Threads’ unavailability in the EU is seen as a huge factor in the “success” of the copycat app in fooling users into downloading it. According to a duo of security researchers named Mysk, it even ranked #1 in Switzerland. The app also dominated the social media section of the App Store in Germany, France, the Netherlands, Spain, and Sweden. And while the app is no longer available after being taken down by Apple (and so as all the apps developed by SocialKit LTD), Sensor Tower said the app raked up 300,000 downloads from EU customers. 

This scene is not new, as it was almost the same strategy applied by other developers who tried to copy the ChatGPT app prior to its official release in the App Store. At that time, the developers of the apps tried to use the words ChatGPT, GPT-4 (or even GPT-5), or OpenAI in order to fool users. Surprisingly, when OpenAI released the official ChatGPT app in the App Store, users reported having difficulty finding the right app as the App Store itself kept on suggesting copycat ones, though this is no longer the case now.

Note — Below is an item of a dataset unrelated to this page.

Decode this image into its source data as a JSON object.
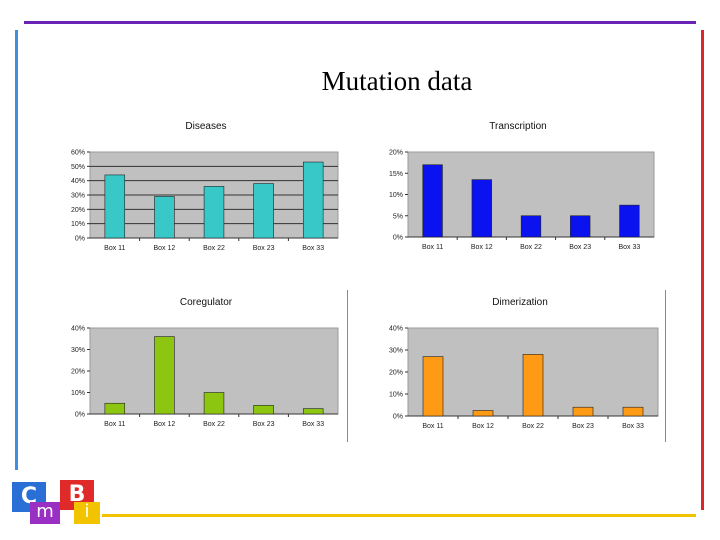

On the other hand, in the case of Threads, the presence of fake Threads apps in the App Store will possibly continue in the EU. With Threads still not being offered in the said market, it is certain that suspicious developers will continuously try to create Threads-like apps. In fact, despite the removal of the imitation app mentioned above, there are still apps in the App Store advertently trying to mimic Threads. With this, it seems the only permanent solution for this is the arrival of the official Threads app in the EU. But with the clash between Threads’ data collection policy and the EU’s strict data privacy rules, that is highly unlikely to happen.